With all that considered, I decided to make him a button-up shirt. I went straight to Colette’s Negroni for a pattern. It’s relatively well-documented, bloggers like Lladybird and Peter have made it without complaint, plus the instructions were apparently legendary, so I bit the bullet and ordered the printed version. Admittedly, this was before all the Rue-ha-ha kicked off, but this pattern came through for me.
Neil is historically a straight Medium, all day every day. But while the man is a sample size in everything, I wasn’t quite confident enough to pick the fabric and features I thought he might like on my own, plus why not let him customise his own shirt? So the gift I gave him on his actual birthday was a toile. I sewed one long sleeve and one short sleeve onto the shirt, which got the laugh I wanted, and I explained he could customise the pockets, chose fabric and buttons, and determine the sleeve length himself. He chose the long sleeves and we shortened them slightly, which was the only adjustment we made to the pattern.
The fabric came from Mood. Neil had a Friday off so I suggested we visit the Garment District to visit some characters and get some supplies. I’d actually seen something at Metro Textiles that I thought he’d like, plus the whole store-on-the-9th-floor thing is still really interesting to us, but we didn’t make it that far from the subway. I suggested we quickly check Mood because they’d have everything, where we ended up buying the whole lot!
Neil picked a top-weight denim with tiny little palm trees on it (it’s this fabric, but a different colourway that doesn’t appear to be online). We found matching buttons and thread, and Neil got to pat Swatch the dog, who he said, “Is probably the most famous dog I’ve ever patted.”
Sewing the Negroni shirt was a lot of fun. In fact, if I ever needed some palette-cleansing sewing sorbet in the future, I would consider making another one of these for Neil. In Neil’s case, there’s no major fitting concerns, it’s all straight lines, no set-in sleeves and everything lines up just right. The fabric Neil chose was great to work with as well — it loved my iron, the interfacing, shears, everything felt like a breeze.

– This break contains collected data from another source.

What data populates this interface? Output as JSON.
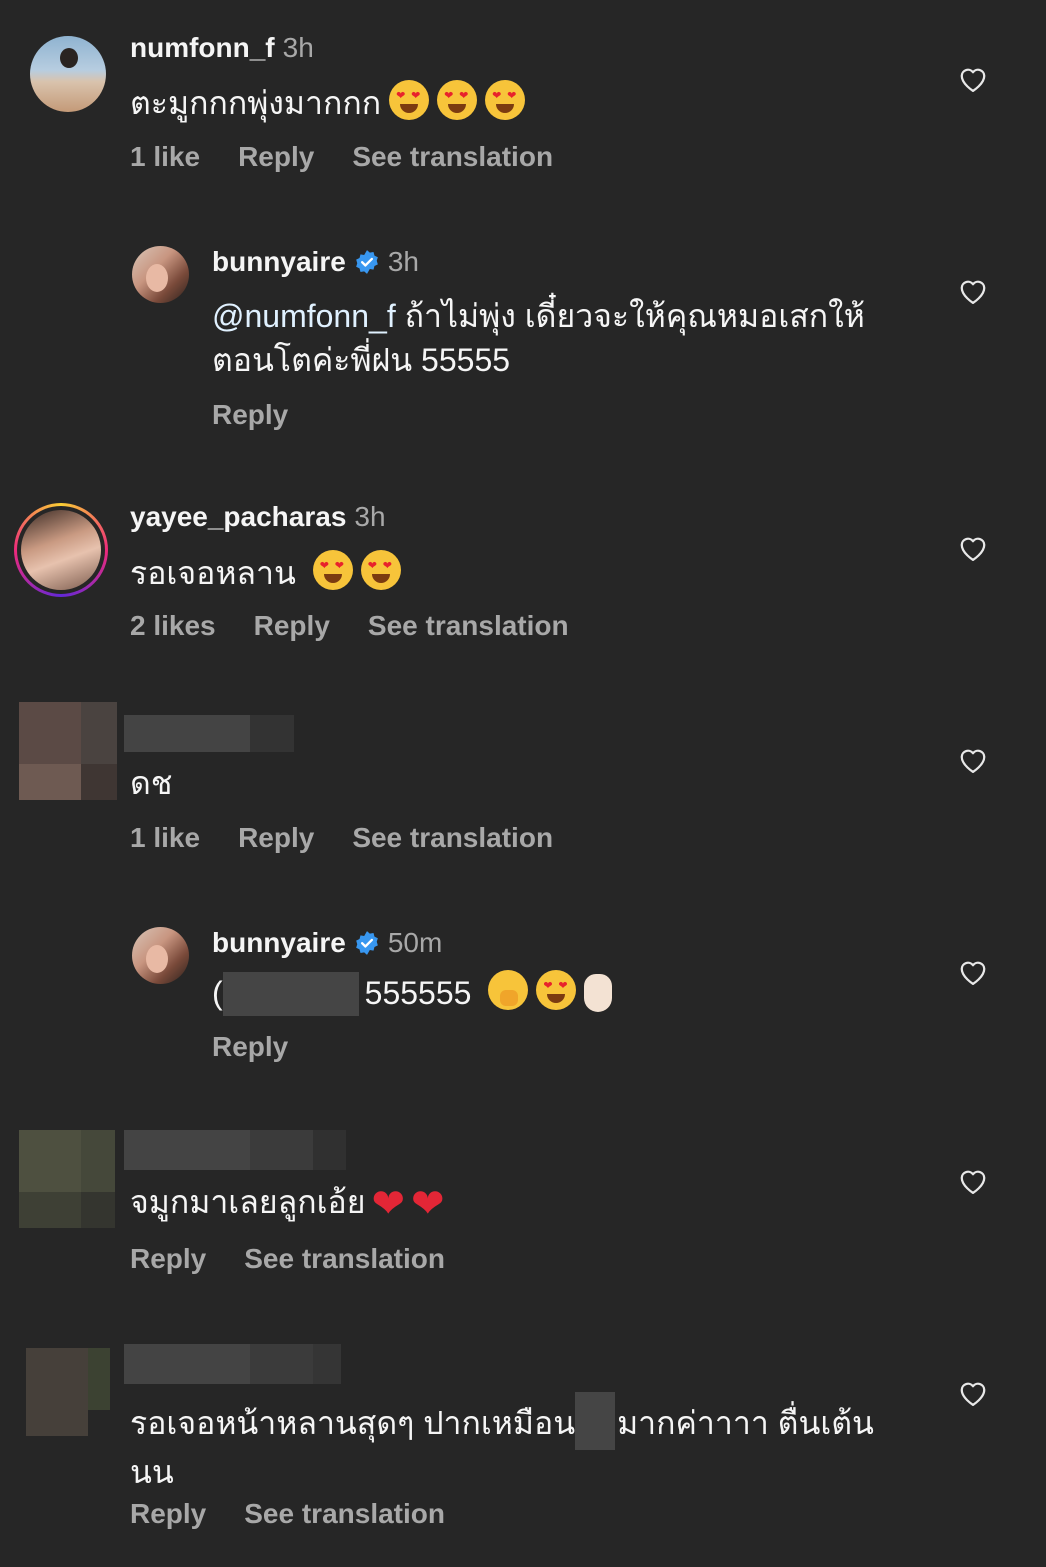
{
  "comments": [
    {
      "username": "numfonn_f",
      "time": "3h",
      "text": "ตะมูกกกพุ่งมากกก",
      "likes": "1 like",
      "reply": "Reply",
      "translate": "See translation"
    },
    {
      "username": "bunnyaire",
      "time": "3h",
      "mention": "@numfonn_f",
      "text": " ถ้าไม่พุ่ง เดี๋ยวจะให้คุณหมอเสกให้ตอนโตค่ะพี่ฝน 55555",
      "reply": "Reply"
    },
    {
      "username": "yayee_pacharas",
      "time": "3h",
      "text": "รอเจอหลาน",
      "likes": "2 likes",
      "reply": "Reply",
      "translate": "See translation"
    },
    {
      "text": "ดช",
      "likes": "1 like",
      "reply": "Reply",
      "translate": "See translation"
    },
    {
      "username": "bunnyaire",
      "time": "50m",
      "prefix": "(",
      "text": "555555",
      "reply": "Reply"
    },
    {
      "text": "จมูกมาเลยลูกเอ้ย",
      "reply": "Reply",
      "translate": "See translation"
    },
    {
      "text_a": "รอเจอหน้าหลานสุดๆ ปากเหมือน",
      "text_b": "มากค่าาาา ตื่นเต้นนน",
      "reply": "Reply",
      "translate": "See translation"
    }
  ],
  "icons": {
    "like": "heart-outline-icon",
    "verified": "verified-badge-icon"
  },
  "colors": {
    "background": "#262626",
    "secondary_text": "#a8a8a8",
    "verified": "#3897f0"
  }
}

This is some seriously minor stuff, but I don’t think I matched the colour of the thread to the fabric very well. It’s slightly too grey and not quite blue enough for me. I don’t think the topstitching is perfect either, but topstitching is kind of like that, one stitch out and it’s looks wonky. I have to decide whether I want to buy another foot for my machine or place the topstitching a little further away from the edge of the garment. And while I prefer this method of sewing sleeves to set-in sleeves, I’m still figuring out how to make the seams under the arms line up exactly.

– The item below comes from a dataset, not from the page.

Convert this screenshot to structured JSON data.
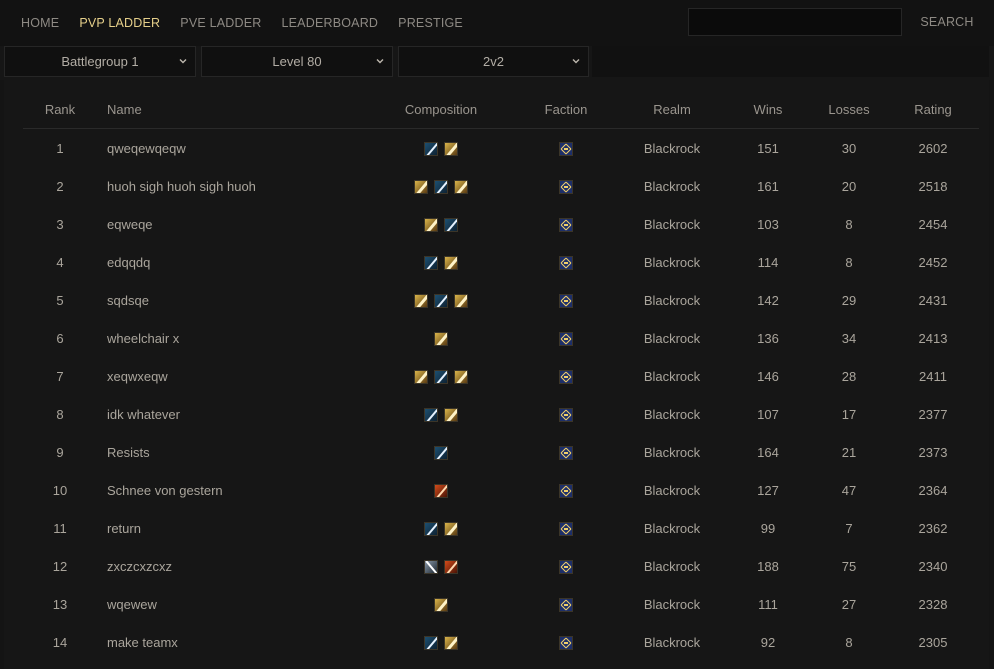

While the fit is pretty spot-on, after wearing it for a day, Neil did mention he’d like it a little slimmer at the hips next time, which is something I can definitely fix. It was also another case of matching the correct pattern to the correct fabric. While the denim is a top-weight denim, it’s still kind of thick, which meant Neil couldn’t really wear the shirt until the weather cooled down. A lovely winter shirt is a good thing, but it’s hard to be patient sometimes!
This is Neil wearing his new shirt on our trip to Beacon a couple of months ago. Note that the collar here is pressed slightly differently, more in line with the pattern description. Neil ironed a crease into it, which gives it a slightly different look and a little more like the other shirts he has in his wardrobe. I’ve read a little bit about how the collar isn’t to everyone’s taste, so if you’re in that boat, consider a crease that almost mimics a collar stand!